As Matt said in a rebuttal to the post you quoted--banks don't want to foreclose on a property. It costs them money. They aren't in the real estate business. They are in the lending business. They absolute worst case scenario would be you buy mortgage insurance until your LTV ratio is back down to 80%,:cool:

dahliaqueen 02/24/07 10:56 AM

Quote:

Originally Posted by sheepish
Debt is a form of indentured slavery. You sell a part of your life as the assurance it will be repaid. You obligate yourself to dedicate a part of your labour to earning money to service and pay off the debt. You give up control of some of your life for the debt.

There were times when people decided that it was worth 7 years of their lives to move from England to America. Only you and your family can decide if a loss of some freedom now is worth whatever prize you are wanting.

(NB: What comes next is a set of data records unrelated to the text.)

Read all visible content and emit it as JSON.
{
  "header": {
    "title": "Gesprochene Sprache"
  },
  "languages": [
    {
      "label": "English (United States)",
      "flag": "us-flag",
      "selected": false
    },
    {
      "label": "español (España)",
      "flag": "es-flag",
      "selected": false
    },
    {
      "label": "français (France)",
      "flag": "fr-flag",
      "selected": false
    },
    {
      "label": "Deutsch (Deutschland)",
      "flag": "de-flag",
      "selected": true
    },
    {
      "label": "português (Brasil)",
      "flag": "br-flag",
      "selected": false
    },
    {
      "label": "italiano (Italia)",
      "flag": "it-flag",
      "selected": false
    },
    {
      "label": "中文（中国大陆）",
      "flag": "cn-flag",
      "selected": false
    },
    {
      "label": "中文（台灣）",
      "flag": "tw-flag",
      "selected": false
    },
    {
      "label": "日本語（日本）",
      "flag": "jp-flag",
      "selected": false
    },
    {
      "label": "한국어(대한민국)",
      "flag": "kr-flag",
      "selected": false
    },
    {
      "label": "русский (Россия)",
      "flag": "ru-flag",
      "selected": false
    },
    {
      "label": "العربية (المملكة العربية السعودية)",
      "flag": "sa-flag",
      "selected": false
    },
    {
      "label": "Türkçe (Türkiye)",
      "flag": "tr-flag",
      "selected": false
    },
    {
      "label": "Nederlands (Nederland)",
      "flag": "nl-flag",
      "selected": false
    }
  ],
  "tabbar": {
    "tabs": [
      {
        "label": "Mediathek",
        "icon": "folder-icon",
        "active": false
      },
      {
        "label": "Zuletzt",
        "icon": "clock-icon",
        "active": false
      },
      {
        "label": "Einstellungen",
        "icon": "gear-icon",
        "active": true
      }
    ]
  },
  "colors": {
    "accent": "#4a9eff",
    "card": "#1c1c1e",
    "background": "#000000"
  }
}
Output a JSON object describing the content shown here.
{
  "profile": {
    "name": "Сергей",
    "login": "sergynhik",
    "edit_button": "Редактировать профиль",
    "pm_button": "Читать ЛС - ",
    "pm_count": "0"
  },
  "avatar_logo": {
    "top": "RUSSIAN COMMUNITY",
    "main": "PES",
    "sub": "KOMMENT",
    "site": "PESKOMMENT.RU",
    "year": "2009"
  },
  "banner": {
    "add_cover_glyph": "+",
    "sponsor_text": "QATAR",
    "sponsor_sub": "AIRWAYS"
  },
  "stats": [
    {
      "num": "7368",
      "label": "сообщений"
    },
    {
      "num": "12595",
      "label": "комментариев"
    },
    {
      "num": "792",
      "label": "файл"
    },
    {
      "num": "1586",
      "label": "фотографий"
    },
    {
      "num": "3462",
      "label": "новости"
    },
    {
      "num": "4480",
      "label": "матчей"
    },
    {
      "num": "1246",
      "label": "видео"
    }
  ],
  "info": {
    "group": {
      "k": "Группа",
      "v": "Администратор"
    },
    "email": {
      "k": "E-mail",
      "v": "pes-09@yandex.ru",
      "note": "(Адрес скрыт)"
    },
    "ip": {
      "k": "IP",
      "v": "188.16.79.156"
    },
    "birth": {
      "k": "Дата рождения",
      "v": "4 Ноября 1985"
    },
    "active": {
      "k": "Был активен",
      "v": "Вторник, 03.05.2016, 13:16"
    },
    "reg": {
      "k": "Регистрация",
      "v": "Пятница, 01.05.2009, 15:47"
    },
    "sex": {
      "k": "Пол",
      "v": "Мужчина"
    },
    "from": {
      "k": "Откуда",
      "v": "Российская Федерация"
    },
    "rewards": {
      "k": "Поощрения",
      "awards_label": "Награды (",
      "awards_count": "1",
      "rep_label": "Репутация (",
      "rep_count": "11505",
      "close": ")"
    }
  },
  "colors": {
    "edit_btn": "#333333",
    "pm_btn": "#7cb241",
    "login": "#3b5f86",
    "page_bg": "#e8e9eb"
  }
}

Even if you are able to buy your home/business outright, you still owe property tax...in my neighborhood, my property tax on my 3.5 acre farmette was 1,200.- now it is $5,000-
Elderly folks on fixed incomes are in trouble all over this country in the areas that become Bedroom Communities for cities 1-2 hours away.

TechGuy 02/24/07 02:30 PM

Quote:

Originally Posted by veggrower
As Matt said in a rebuttal to the post you quoted--banks don't want to foreclose on a property. It costs them money. They aren't in the real estate business. They are in the lending business.

Banks can make money on foreclosures. These days banks package mortgages together and sell mortgage backed securities. They make money servicing the debt not on the loan interest. If the borrower can no longer make good on his mortgage, the bank can foreclosure and collect foreclosure fees on the process. If the bank can't collect any services fees because the borrower is not paying its better for them to foreclose instead of just sitting it out. If the home is sold for less than the amount left in the mortgage, its the bond holders and the borrower that are stuck with the loss. This is why so many banks push as many loans as they could. Its not their money, its OPM (Other Peoples money).

veggrower 02/24/07 02:48 PM

Quote:

Originally Posted by TechGuy
Banks can make money on foreclosures. These days banks package mortgages together and sell mortgage backed securities. They make money servicing the debt not on the loan interest. If the borrower can no longer make good on his mortgage, the bank can foreclosure and collect foreclosure fees on the process. If the bank can't collect any services fees because the borrower is not paying its better for them to foreclose instead of just sitting it out. If the home is sold for less than the amount left in the mortgage, its the bond holders and the borrower that are stuck with the loss. This is why so many banks push as many loans as they could. Its not their money, its OPM (Other Peoples money).

Read the whole post. LvDemWings was concerned because someone posted that if your house value goes down then you will have to immediately come up with cash to bring the Loan to value ratio back to what it was when you qualified for the loan.

The original post that concerned LvDemWings inferred that banks are looking for ways to foreclose on people who are making their payments as scheduled. It was not about the case of people being in default of thier mortgage contract by not making their payments.

As Matt is a banker and we don't know what you do, I am inclined to believe someone who actually works in the industry. Especially when it echoes what I hear from people I know in the banking, real estate and real estate law businesses.